25.9.2017
FR
Journal officiel de l'Union européenne
C 318/13
Recours introduit le 6 juin 2017 — Eco-Bat Technologies et autres/Commission
(Affaire T-361/17)
(2017/C 318/18)
Langue de procédure: l'anglais
Parties
Parties requérantes: Eco-Bat Technologies Ltd (Matlock, Royaume-Uni), Berzelius Metall GmbH (Braubach, Allemagne) et Société Traitements Chimiques des Métaux (STCM) (Bazoches-les-Gallerandes, France) (représentants: Brealey, QC, I. Vandenborre et S. Dionnet, avocats)
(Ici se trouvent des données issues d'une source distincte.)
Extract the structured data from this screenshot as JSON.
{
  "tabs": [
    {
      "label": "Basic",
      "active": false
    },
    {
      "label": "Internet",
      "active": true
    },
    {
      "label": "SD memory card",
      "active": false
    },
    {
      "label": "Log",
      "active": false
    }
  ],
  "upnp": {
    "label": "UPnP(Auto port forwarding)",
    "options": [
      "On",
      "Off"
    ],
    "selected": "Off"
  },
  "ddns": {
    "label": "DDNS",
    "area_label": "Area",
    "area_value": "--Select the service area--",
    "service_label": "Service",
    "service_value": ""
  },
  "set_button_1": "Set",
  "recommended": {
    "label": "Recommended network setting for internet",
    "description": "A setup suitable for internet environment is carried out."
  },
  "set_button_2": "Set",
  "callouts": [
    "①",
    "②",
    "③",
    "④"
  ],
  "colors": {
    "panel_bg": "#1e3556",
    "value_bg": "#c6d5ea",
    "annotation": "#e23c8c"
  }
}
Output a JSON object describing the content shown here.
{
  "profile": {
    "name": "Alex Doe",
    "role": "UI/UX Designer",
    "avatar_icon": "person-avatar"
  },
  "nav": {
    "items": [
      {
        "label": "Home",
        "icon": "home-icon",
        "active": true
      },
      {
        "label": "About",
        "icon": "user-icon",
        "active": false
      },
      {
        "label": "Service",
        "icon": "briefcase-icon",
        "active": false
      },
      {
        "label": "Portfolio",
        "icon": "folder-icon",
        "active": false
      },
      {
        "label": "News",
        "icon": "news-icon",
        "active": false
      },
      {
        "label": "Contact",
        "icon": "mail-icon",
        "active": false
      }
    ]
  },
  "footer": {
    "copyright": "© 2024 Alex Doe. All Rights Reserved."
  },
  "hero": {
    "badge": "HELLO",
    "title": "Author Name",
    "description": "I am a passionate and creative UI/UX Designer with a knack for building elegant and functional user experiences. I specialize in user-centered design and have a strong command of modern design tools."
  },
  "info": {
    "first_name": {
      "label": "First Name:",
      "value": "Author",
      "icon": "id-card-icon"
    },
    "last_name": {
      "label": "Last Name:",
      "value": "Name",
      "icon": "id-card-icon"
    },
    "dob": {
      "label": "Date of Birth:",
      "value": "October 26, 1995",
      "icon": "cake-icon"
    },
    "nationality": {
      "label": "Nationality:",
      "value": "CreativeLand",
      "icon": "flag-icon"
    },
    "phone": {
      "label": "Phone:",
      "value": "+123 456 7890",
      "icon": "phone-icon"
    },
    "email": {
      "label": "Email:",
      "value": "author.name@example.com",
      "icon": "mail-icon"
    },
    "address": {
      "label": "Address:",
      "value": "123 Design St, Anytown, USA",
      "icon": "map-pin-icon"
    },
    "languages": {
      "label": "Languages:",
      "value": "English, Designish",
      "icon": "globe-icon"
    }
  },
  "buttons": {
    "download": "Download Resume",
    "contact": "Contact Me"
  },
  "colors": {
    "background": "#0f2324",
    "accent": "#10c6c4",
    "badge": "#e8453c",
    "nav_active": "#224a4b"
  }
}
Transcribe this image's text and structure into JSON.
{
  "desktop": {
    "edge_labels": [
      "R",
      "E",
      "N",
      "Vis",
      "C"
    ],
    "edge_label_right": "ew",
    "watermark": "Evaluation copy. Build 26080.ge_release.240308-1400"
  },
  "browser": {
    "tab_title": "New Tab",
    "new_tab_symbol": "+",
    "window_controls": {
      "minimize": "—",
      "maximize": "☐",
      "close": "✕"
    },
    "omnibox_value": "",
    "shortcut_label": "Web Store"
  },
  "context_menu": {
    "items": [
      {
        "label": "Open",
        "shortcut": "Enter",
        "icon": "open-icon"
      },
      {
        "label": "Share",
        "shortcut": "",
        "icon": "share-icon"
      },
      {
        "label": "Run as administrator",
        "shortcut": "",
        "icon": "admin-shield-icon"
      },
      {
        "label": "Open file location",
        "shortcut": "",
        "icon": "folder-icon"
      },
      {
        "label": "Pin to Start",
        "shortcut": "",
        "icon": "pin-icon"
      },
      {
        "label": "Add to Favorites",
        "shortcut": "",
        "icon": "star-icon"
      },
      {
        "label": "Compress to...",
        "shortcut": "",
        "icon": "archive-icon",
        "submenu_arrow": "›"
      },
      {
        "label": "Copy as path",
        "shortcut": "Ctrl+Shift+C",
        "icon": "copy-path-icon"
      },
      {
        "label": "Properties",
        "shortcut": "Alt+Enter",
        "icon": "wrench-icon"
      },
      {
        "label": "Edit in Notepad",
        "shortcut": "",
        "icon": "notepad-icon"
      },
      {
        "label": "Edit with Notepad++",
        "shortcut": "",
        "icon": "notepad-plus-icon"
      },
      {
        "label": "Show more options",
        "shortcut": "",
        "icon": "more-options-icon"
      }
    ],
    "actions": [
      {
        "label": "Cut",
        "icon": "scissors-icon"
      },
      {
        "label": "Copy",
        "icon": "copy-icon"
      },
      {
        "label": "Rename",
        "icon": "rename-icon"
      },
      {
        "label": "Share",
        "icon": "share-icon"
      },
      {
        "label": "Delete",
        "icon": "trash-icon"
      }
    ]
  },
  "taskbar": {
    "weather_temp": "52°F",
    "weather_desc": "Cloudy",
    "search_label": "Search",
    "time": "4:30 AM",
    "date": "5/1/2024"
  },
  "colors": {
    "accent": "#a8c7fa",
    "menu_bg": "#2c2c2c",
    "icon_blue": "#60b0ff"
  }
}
Partie défenderesse: Commission européenne
Conclusions
Les parties requérantes concluent à ce qu’il plaise au Tribunal:
—
annuler l’article 2, paragraphe 1, point b), de la décision C(2017) 900 final de la Commission, tel que modifié par la décision C(2017) 2223 final, du 6 avril 2017, dans l’affaire AT.40018 — Recyclage de batteries automobiles, réduire le montant de l’amende imposée à la partie requérante afin qu’il soit dûment tenu compte d’une valeur des achats qui soit représentative pour la période couverte par l’infraction et de la durée exacte de la participation de la partie requérante aux manifestations de l’infraction en France, et supprimer la majoration de 10 % appliquée sur le fondement du point 37 des Lignes directrices pour le calcul des amendes (1);
—
condamner la Commission aux dépens.
Moyens et principaux arguments
À l’appui du recours, les parties requérantes invoquent sept moyens.
1.
Premier moyen alléguant que la Commission a violé le principe de bonne administration et les droits de la défense de la partie requérante en ce qu’elle a défini la valeur des achats de la partie requérante devant servir de base pour le calcul de l’amende pour la première fois dans la décision litigieuse.
2.
Deuxième moyen alléguant que la Commission a violé le principe de proportionnalité en retenant la valeur des achats de la partie requérante pour l’année 2011 comme valeur de référence pour le calcul de l’amende.
3.
Troisième moyen alléguant que la Commission a violé les principes de la responsabilité personnelle, de l’égalité de traitement et de proportionnalité et n’a pas satisfait à son obligation de motivation, en ce qu’elle n’a pas tenu compte de la participation plus limitée de la partie requérante dans les manifestations de l’entente en France.
4.
Quatrième moyen alléguant que la Commission n’a pas satisfait à son obligation de motivation et a violé les principes de sécurité juridique et de protection de la confiance légitime, en ce qu’elle n’a pas justifié de manière adéquate l’application du point 37 des lignes directrices et la majoration exacte de l’amende.
5.
Cinquième moyen alléguant que la Commission a violé les principes de proportionnalité et d’égalité de traitement en ce qu’elle a traité différemment les ententes sur les prix d’achat et celles sur les prix de vente.
6.
Sixième moyen alléguant que La Commission a violé les droits de la défense de la partie requérante en ce qu’elle a majoré l’amende en vertu du point 37 des lignes directrices, sans y faire référence dans la communication des griefs et sans non plus émettre une communication des griefs complémentaire et organiser une nouvelle audition.
7.
Septième moyen alléguant que la Commission a violé le principe de bonne administration en ce qu’elle n’a pas exprimé à un stade antérieur de la procédure administrative son intention de recourir au point 37 des lignes directrices.
(1) Lignes directrices pour le calcul des amendes infligées en application de l’article 23, paragraphe 2, sous a), du règlement (CE) no 1/2003 (JO 2006, C 210, p. 2).